Is there exist a syntax to force C compiler to use memory operand directly ?
In the good old asm time we simply write in the instruction where to take operand - 'real' register or memory pointer (location pointed by address).
But in the intrinsics pseudo-asm for C I do not see the way to force compiler to use memory pointer in the instruction (reject to load data from memory (cache) to 'register' i.e. trash register file loaded content to cache and cause reloading with penalty).
I understand it is easy to programmer to simply write 'variable' operand to instinsic and let compiler decide if load from memory first or use it directly (if possible).
Current task: I want to calculate SAD of a sequence of 8x8 8bit blocks at AVX2 CPU with 512 byte register file (16 ymm 'registers' of 32bytes each). So it can load 8 8x8 8bit source blocks to fully fill available AVX2 register file.
I want to load source blocks in all register file and test different 'ref' locations from memory against these source blocks and each ref location only once. So I want to prevent CPU from loading ref blocks from cache to register file and use 'memory operand' in sad instruction.
With asm we simply write something like
(load all 16 ymm registers with src)
vpsadbw ymm0, ymm0, [ref_base_address_register + some_offset...]

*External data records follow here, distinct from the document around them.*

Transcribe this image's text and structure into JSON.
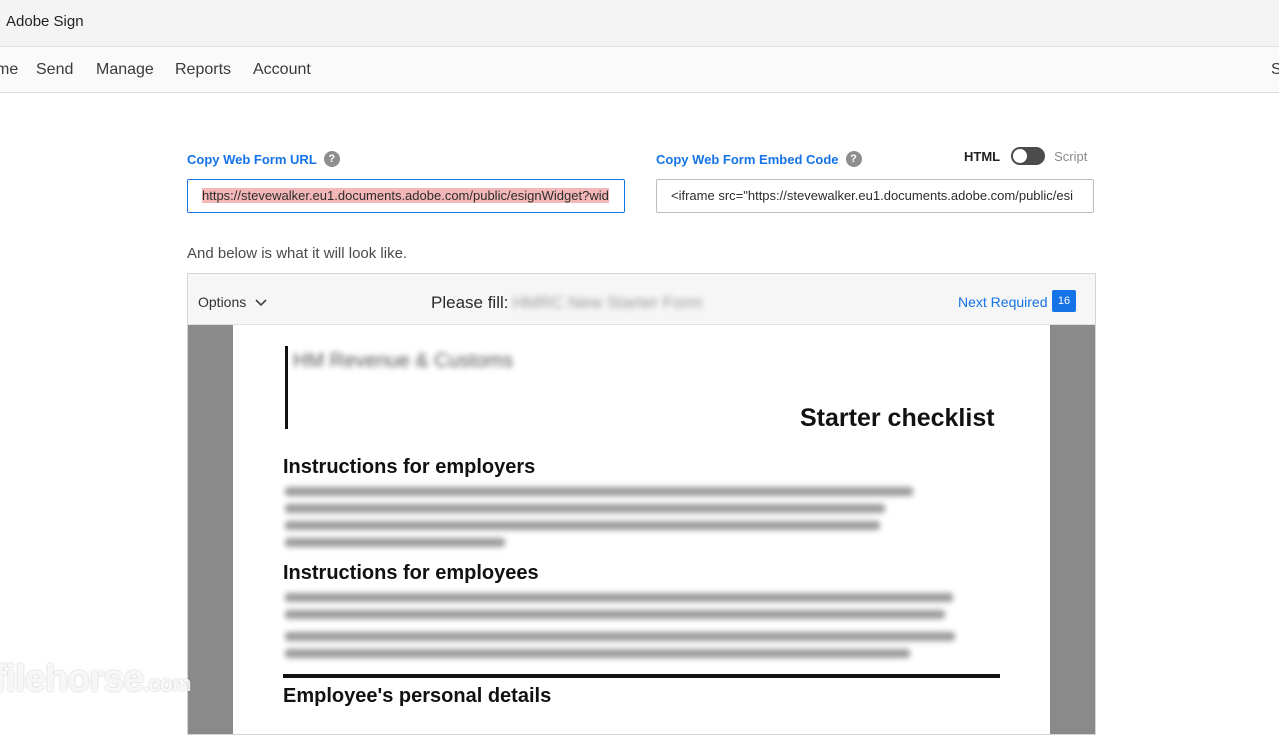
{
  "app": {
    "title": "Adobe Sign"
  },
  "nav": {
    "items": [
      "me",
      "Send",
      "Manage",
      "Reports",
      "Account"
    ],
    "right_partial": "S"
  },
  "web_form": {
    "url_label": "Copy Web Form URL",
    "url_value": "https://stevewalker.eu1.documents.adobe.com/public/esignWidget?wid",
    "embed_label": "Copy Web Form Embed Code",
    "embed_value": "<iframe src=\"https://stevewalker.eu1.documents.adobe.com/public/esi",
    "toggle_left": "HTML",
    "toggle_right": "Script",
    "help_icon_glyph": "?"
  },
  "preview": {
    "caption": "And below is what it will look like.",
    "options_label": "Options",
    "please_fill": "Please fill:",
    "form_name": "HMRC New Starter Form",
    "next_required": "Next Required",
    "next_required_count": "16",
    "document": {
      "logo_text": "HM Revenue & Customs",
      "title": "Starter checklist",
      "heading_employers": "Instructions for employers",
      "heading_employees": "Instructions for employees",
      "heading_personal": "Employee's personal details"
    }
  },
  "watermark": {
    "main": "filehorse",
    "suffix": ".com"
  },
  "colors": {
    "accent": "#1473e6",
    "selection": "#f4b7b7"
  },
  "icons": {
    "help": "help-icon",
    "chevron": "chevron-down-icon"
  }
}
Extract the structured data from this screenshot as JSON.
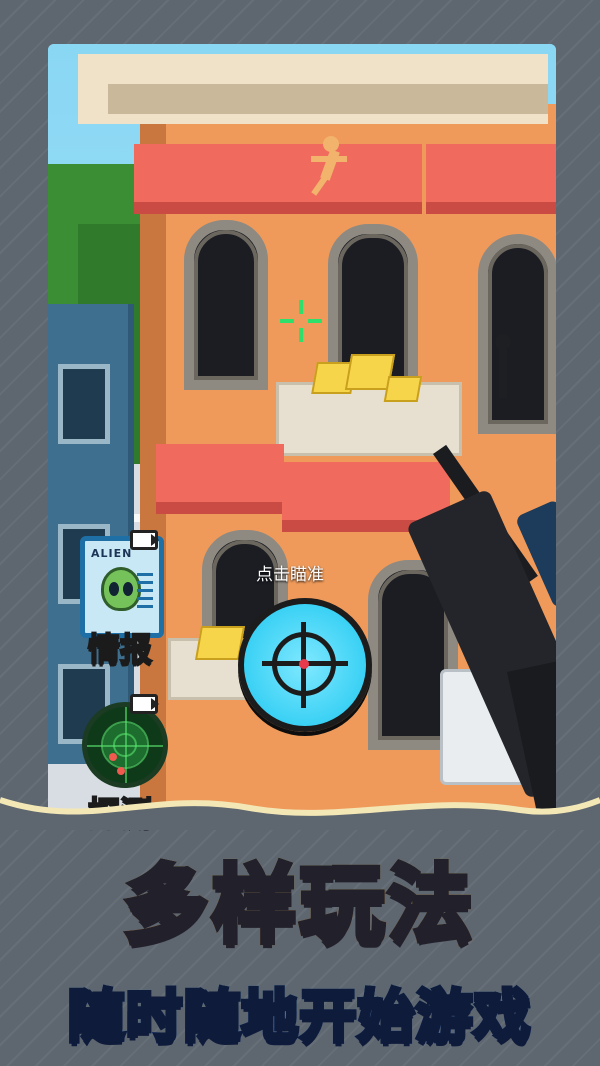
{
  "game": {
    "hint_text": "点击瞄准",
    "side_buttons": [
      {
        "label": "情报",
        "icon": "alien-file-icon",
        "card_title": "ALIEN"
      },
      {
        "label": "探测",
        "icon": "radar-icon"
      }
    ],
    "aim_button_icon": "crosshair-icon"
  },
  "promo": {
    "headline": "多样玩法",
    "subline": "随时随地开始游戏"
  },
  "colors": {
    "frame": "#5e6670",
    "building": "#ef9a5a",
    "awning": "#f06b5d",
    "aim_button": "#1dc7f0",
    "crosshair": "#2ee06b",
    "headline": "#ffb830",
    "subline": "#2563eb"
  }
}
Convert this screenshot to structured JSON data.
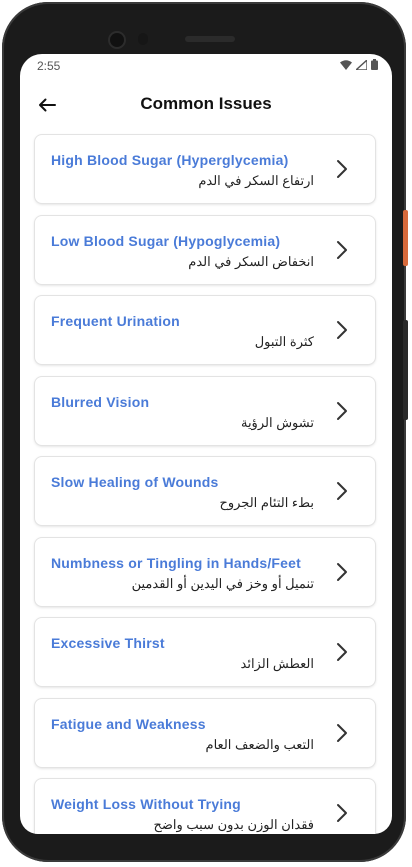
{
  "status_bar": {
    "time": "2:55",
    "icons": [
      "wifi-icon",
      "signal-icon",
      "battery-icon"
    ]
  },
  "header": {
    "title": "Common Issues",
    "back_icon": "arrow-left-icon"
  },
  "colors": {
    "accent": "#4a7bd8",
    "title": "#111111"
  },
  "issues": [
    {
      "title": "High Blood Sugar (Hyperglycemia)",
      "subtitle": "ارتفاع السكر في الدم"
    },
    {
      "title": "Low Blood Sugar (Hypoglycemia)",
      "subtitle": "انخفاض السكر في الدم"
    },
    {
      "title": "Frequent Urination",
      "subtitle": "كثرة التبول"
    },
    {
      "title": "Blurred Vision",
      "subtitle": "تشوش الرؤية"
    },
    {
      "title": "Slow Healing of Wounds",
      "subtitle": "بطء التئام الجروح"
    },
    {
      "title": "Numbness or Tingling in Hands/Feet",
      "subtitle": "تنميل أو وخز في اليدين أو القدمين"
    },
    {
      "title": "Excessive Thirst",
      "subtitle": "العطش الزائد"
    },
    {
      "title": "Fatigue and Weakness",
      "subtitle": "التعب والضعف العام"
    },
    {
      "title": "Weight Loss Without Trying",
      "subtitle": "فقدان الوزن بدون سبب واضح"
    }
  ]
}
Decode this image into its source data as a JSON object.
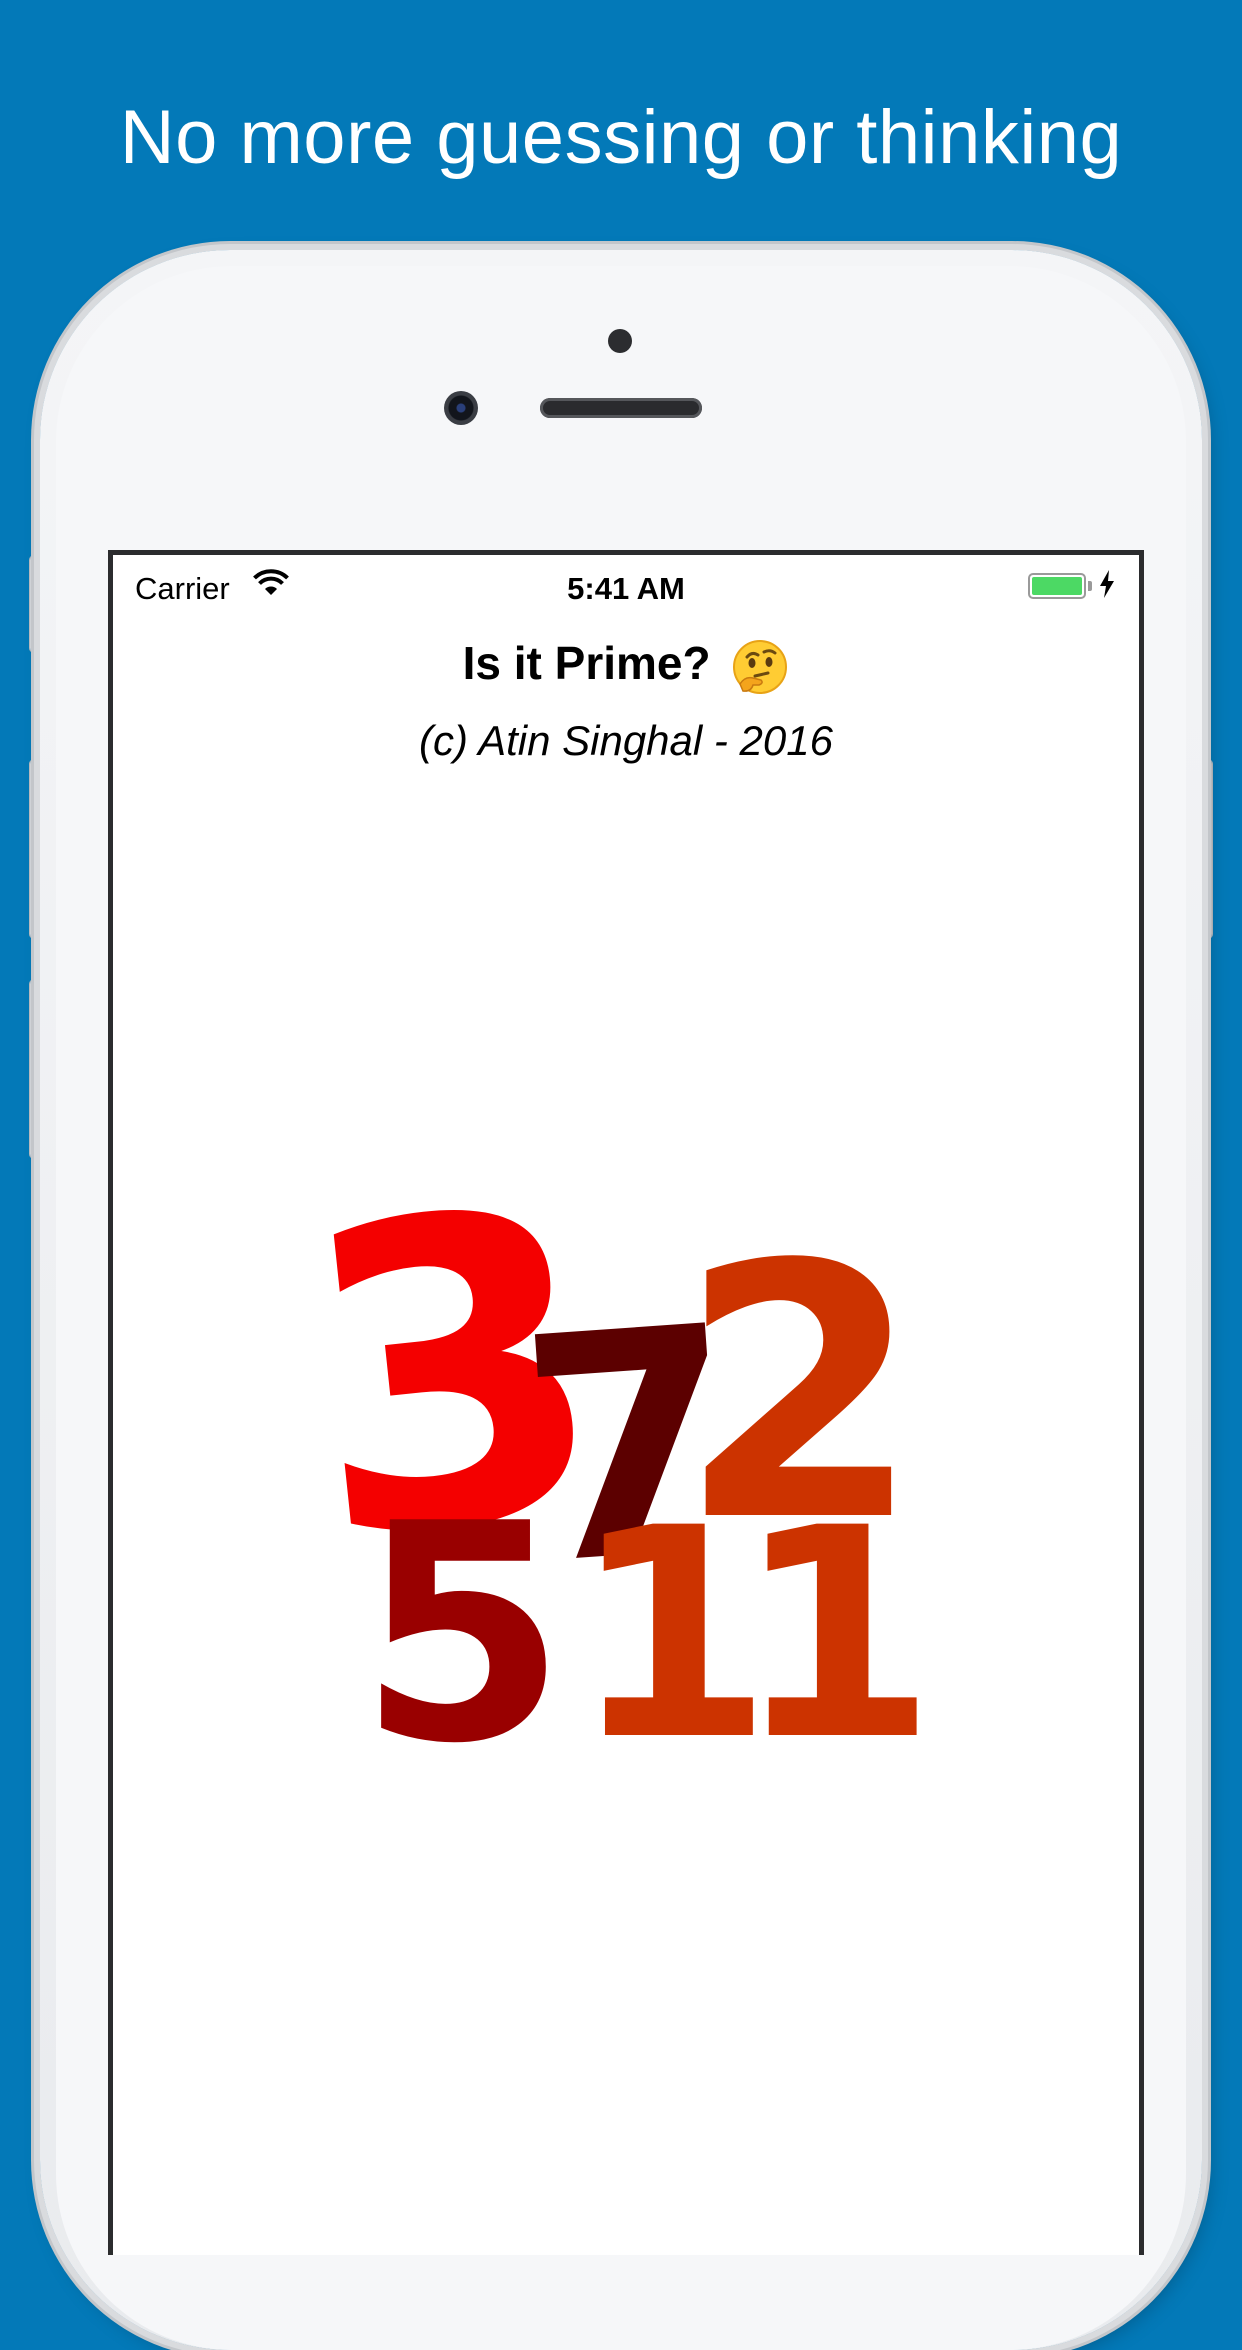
{
  "banner": {
    "headline": "No more guessing or thinking"
  },
  "status_bar": {
    "carrier": "Carrier",
    "time": "5:41 AM"
  },
  "app": {
    "title": "Is it Prime?",
    "title_emoji": "thinking-face-icon",
    "subtitle": "(c) Atin Singhal - 2016"
  },
  "logo": {
    "numbers": [
      {
        "text": "3",
        "color": "#f40000"
      },
      {
        "text": "2",
        "color": "#cc3300"
      },
      {
        "text": "7",
        "color": "#5c0000"
      },
      {
        "text": "5",
        "color": "#990000"
      },
      {
        "text": "11",
        "color": "#cc3300"
      }
    ]
  },
  "colors": {
    "background": "#0379b8",
    "battery": "#4cd964"
  }
}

But at the C-text with intrinsic it is
__m256i src = load_src(src_pointer);
__m256i ref = load_ref(ref_pointer);
__m256i sad_result= _mm256_sad_epu8(src, ref)
It do not have ways to point compiler to use valid memory operand like
__m256i src = load_src(src_pointer);
__m256i sad_result= _mm256_sad_epu8(src, *ref_pointer)
Or depend on the 'task size' if compiler will run out of available registers it will automatically switched to memory operand version and programmer can write
__m256i sad_result=_mm256_sad_epu8(*(__m256i*)src_pointer, *(__m256i*)ref_pointer)
and expect compiler will load one of 2 operands to register file and use next from memory ?